Mortgage foreclosure law variations
It pays to know what type of mortgage you have. What comes to mind first is the kind of home loan program you opted for. Whether it's a fixed rate product or an ARM of some sort, look up the details. If you happen to have an ARM, it's good to be aware of when it resets, like does it do it annually, every three years or when. Learn the index that's being used, and the margin.
Now that foreclosures are rising across the land, it's equally important to know what kind of a financial instrument secures the loan to your property. Is it a conventional mortgage or a deed of trust? They fulfill the same role in real estate purchases, but are quite different from the legal point of view.
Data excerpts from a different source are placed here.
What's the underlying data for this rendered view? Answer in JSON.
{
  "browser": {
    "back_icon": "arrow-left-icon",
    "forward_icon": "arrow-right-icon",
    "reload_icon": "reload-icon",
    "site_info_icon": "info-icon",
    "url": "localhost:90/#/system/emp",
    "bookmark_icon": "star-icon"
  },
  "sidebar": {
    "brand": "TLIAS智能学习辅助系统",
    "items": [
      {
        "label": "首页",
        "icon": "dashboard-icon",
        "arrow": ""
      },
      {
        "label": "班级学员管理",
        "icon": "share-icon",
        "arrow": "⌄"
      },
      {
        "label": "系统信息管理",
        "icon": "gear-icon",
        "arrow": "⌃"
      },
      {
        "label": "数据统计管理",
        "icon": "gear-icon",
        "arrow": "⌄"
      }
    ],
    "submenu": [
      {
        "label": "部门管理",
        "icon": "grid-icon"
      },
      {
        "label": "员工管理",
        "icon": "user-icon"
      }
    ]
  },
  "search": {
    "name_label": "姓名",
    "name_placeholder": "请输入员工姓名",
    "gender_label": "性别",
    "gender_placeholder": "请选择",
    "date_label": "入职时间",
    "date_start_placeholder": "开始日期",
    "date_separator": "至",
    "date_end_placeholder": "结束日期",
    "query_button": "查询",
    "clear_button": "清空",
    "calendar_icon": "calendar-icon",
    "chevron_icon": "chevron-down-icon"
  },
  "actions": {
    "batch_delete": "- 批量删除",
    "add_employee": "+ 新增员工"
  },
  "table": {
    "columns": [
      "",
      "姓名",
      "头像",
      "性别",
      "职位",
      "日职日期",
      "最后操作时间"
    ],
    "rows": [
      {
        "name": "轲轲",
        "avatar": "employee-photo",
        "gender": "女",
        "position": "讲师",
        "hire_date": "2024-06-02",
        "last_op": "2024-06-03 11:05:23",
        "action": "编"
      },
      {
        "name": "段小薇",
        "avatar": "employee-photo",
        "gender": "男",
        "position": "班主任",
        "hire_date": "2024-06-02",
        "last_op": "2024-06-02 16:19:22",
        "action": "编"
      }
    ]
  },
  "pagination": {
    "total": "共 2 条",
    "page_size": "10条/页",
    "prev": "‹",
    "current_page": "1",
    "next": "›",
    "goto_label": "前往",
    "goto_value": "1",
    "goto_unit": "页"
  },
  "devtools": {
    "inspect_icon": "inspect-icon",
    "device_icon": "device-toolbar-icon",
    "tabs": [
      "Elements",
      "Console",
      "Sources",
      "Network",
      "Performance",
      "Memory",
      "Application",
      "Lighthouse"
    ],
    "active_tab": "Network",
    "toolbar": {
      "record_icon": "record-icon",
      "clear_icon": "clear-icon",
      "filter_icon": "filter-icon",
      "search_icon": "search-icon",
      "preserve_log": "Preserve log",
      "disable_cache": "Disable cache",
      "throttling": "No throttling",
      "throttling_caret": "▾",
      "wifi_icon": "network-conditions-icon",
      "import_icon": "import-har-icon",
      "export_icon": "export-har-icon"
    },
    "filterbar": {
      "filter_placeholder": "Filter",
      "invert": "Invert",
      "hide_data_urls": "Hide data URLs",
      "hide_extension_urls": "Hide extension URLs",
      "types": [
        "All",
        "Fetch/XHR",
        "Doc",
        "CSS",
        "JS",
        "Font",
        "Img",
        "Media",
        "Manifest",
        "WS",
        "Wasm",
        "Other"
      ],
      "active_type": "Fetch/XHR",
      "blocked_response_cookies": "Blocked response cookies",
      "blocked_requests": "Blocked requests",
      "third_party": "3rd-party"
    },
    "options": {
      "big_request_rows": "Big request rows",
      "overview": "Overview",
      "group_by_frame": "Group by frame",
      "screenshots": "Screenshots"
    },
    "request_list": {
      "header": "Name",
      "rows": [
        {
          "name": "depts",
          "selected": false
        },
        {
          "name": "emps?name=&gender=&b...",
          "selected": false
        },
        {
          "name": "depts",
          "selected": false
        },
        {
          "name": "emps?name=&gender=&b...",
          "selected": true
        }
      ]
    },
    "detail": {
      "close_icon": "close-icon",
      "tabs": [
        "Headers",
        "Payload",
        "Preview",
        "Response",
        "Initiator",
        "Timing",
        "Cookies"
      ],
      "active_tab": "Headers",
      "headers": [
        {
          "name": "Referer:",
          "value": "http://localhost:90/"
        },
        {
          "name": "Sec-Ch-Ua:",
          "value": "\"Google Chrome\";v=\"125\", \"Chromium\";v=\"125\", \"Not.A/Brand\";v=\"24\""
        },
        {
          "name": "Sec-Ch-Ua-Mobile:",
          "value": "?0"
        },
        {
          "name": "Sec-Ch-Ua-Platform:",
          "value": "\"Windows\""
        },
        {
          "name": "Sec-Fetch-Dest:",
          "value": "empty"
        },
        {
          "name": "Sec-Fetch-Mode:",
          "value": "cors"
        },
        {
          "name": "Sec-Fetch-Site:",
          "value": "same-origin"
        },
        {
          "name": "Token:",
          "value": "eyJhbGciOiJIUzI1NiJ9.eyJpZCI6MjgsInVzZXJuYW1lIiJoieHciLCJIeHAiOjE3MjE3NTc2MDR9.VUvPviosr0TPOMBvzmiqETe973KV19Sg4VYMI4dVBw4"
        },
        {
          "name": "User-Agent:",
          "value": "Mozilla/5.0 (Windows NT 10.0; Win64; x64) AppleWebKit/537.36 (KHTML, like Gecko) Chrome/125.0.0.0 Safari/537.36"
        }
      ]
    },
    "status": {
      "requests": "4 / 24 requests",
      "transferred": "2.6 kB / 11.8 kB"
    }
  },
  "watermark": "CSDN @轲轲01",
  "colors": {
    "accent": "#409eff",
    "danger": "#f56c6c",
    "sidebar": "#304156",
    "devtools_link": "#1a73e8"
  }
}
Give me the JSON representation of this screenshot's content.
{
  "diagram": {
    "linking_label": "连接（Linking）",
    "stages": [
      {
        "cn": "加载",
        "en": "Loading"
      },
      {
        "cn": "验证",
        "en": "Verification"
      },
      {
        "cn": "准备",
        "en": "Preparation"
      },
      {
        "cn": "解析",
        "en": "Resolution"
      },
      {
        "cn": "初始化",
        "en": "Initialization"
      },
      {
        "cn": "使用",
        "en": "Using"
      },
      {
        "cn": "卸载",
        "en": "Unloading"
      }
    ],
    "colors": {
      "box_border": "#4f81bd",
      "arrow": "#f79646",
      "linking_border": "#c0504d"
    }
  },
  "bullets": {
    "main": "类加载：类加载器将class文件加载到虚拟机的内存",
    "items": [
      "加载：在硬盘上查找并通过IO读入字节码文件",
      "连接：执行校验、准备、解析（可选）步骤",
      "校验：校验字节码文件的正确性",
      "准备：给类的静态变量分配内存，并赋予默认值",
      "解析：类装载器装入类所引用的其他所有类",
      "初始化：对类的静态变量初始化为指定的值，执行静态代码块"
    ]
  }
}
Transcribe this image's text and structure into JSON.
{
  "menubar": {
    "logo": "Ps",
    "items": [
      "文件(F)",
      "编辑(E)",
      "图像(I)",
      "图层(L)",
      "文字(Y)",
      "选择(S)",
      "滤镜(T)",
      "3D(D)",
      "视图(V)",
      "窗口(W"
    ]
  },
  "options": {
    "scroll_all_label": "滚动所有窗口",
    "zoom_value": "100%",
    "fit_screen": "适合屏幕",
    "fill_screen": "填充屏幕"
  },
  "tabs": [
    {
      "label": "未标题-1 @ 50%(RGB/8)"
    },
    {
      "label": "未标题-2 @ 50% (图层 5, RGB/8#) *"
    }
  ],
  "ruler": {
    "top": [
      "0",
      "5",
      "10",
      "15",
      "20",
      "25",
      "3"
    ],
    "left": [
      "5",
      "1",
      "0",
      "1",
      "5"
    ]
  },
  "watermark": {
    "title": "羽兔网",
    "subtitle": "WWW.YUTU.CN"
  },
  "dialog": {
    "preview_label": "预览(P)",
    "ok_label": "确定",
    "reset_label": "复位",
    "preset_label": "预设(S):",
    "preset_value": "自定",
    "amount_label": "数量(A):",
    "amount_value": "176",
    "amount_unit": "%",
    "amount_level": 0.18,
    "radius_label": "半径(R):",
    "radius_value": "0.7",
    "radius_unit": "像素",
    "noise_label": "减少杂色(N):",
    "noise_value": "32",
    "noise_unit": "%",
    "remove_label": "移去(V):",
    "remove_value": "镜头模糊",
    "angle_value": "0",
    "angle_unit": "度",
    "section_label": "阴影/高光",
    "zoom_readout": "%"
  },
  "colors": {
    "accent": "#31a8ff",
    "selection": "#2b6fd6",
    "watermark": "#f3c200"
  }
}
Here's the difference between the two. A mortgage involves only two parties, namely the lender and the borrower, whereas a deed of trust has an extra party to it, a trustee, who holds title to the home until the debt is satisfied.
Let's say a loan goes delinquent and the legal instrument is a mortgage, typically in this case the lender would have to go to court to begin foreclosure proceedings. Doing that always takes time, a lot of it. Everybody knows that. But if the instrument is a deed of trust, the trustee does not need to go to court to get started. This is called a non-judicial foreclosure and now the process can be really fast.
34 states either for the most part or completely employ the deed of trust. Alabama they say is the quick draw champion of all, possibly foreclosing on a delinquent borrower in as little as 30 days. Mississippi and New Hampshire can do it under 60. At the opposite end of the field is New York where it can take over a year. In short, be aware of the legal instrument you are bound by.